The hope for a breast cancer vaccine is hampered by the fact that breast cancer cells look too much like normal cells and escape immune surveillance. Drs. Merghoub, Wolchok and Norton have devised a novel vaccine that overcomes this barrier. The vaccine is currently in clinical trial for patients with metastatic breast cancer. Other efforts are ongoing to improve response to immunotherapies.
Full Research Summary
Targeted immunotherapy has re-emerged as an exciting therapeutic option in the arsenal against cancer. Clinical trials of immunotherapy drugs in breast and other cancers have demonstrated a sustained clinical benefit for some patients, but challenges persist in understanding the best approach for each patient and in improving the response to immune-based therapies.

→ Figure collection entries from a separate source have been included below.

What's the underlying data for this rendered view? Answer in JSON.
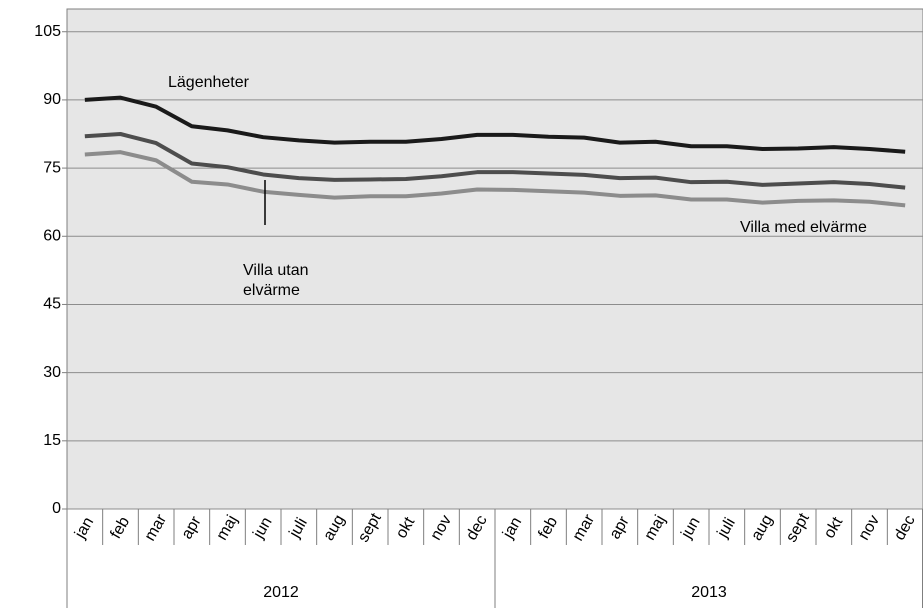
{
  "chart_data": {
    "type": "line",
    "categories": [
      "jan",
      "feb",
      "mar",
      "apr",
      "maj",
      "jun",
      "juli",
      "aug",
      "sept",
      "okt",
      "nov",
      "dec",
      "jan",
      "feb",
      "mar",
      "apr",
      "maj",
      "jun",
      "juli",
      "aug",
      "sept",
      "okt",
      "nov",
      "dec"
    ],
    "years": [
      "2012",
      "2013"
    ],
    "series": [
      {
        "name": "Lägenheter",
        "color": "#1a1a1a",
        "values": [
          90,
          90.5,
          88.5,
          84.2,
          83.3,
          81.8,
          81.1,
          80.6,
          80.8,
          80.8,
          81.4,
          82.3,
          82.3,
          81.9,
          81.7,
          80.6,
          80.8,
          79.8,
          79.8,
          79.2,
          79.3,
          79.6,
          79.2,
          78.6
        ]
      },
      {
        "name": "Villa med elvärme",
        "color": "#4d4d4d",
        "values": [
          82,
          82.5,
          80.5,
          76,
          75.2,
          73.6,
          72.8,
          72.4,
          72.5,
          72.6,
          73.2,
          74.1,
          74.1,
          73.8,
          73.5,
          72.8,
          72.9,
          71.9,
          72,
          71.3,
          71.6,
          71.9,
          71.5,
          70.7
        ]
      },
      {
        "name": "Villa utan\nelvärme",
        "color": "#8c8c8c",
        "values": [
          78,
          78.5,
          76.7,
          72,
          71.4,
          69.8,
          69.1,
          68.5,
          68.8,
          68.8,
          69.4,
          70.3,
          70.2,
          69.9,
          69.6,
          68.9,
          69,
          68.1,
          68.1,
          67.4,
          67.8,
          67.9,
          67.6,
          66.8
        ]
      }
    ],
    "ylim": [
      0,
      110
    ],
    "yticks": [
      0,
      15,
      30,
      45,
      60,
      75,
      90,
      105
    ],
    "grid": true
  }
}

Effective immunization against breast cancer is difficult because breast cancer arises from cells that were once normal, and our bodies have elaborate controls to stop the immune system from attacking our own tissues. Drs. Merghoub, Wolchok and Norton have found a way to trick the immune system by using a vaccine from a different species. It works because the immune system recognizes the vaccine as "foreign" and generates an immune response to destroy breast cancer cells as if they were foreign invaders.
A Phase I clinical trial to test the vaccine for safety and efficacy in patients with HER2-positive metastatic breast cancer is ongoing (ClinicalTrials.gov NCT00393783). The research team will continue to evaluate the biomarkers of response in patients and begin along with several other ongoing efforts including studies to optimize the combination of immunotherapy with radiation therapy and to evaluate a combination approach to improve response to immunotherapy.
Two mechanisms by which tumors can escape the immune system is by promoting local immune suppression and by changing their metabolism. The Memorial Sloan Kettering team is working on two potential drugs that target these activities and will test them in combination with immune therapies in laboratory models. They expect this dual approach to inform the design of future clinical trials and advance the use of immunotherapy for breast cancer patients.
Dr. Merghoub received his BA degree from University of Algiers, Algeria, and MS and PhD degrees with highest distinction from University of Paris, France. His thesis work focused on the study of genetic polymorphism in fetal hemoglobin gene in patients with sickle cell anemia and thalassemia. His findings provided insight to the correlation of genotypes and phenotypes in sickle cell anemia and thalassemia. After graduation, he pursued his postdoctoral research with Dr. Pier Paolo Pandolfi at MSKCC. He characterized the transcriptional properties of the Pokemon gene and its role during development. He also played an active role in the generation of laboratory models for acute promyelocytic leukemia, and furthered his knowledge and experience in genetics. Dr. Merghoub is a Senior Research Scientist in Dr. Wolchok’s lab and an associate lab member in the melanoma and immunotherapeutic service. His research projects investigate the pathogenesis and treatment of melanoma, and in part are directed at developing tools to study melanoma. These projects are heavily collaborative in nature, within the Wolchok lab and across different disciplines at MSKCC. Dr. Merghoub has been co-directing the scientific focus of the Wolchok lab.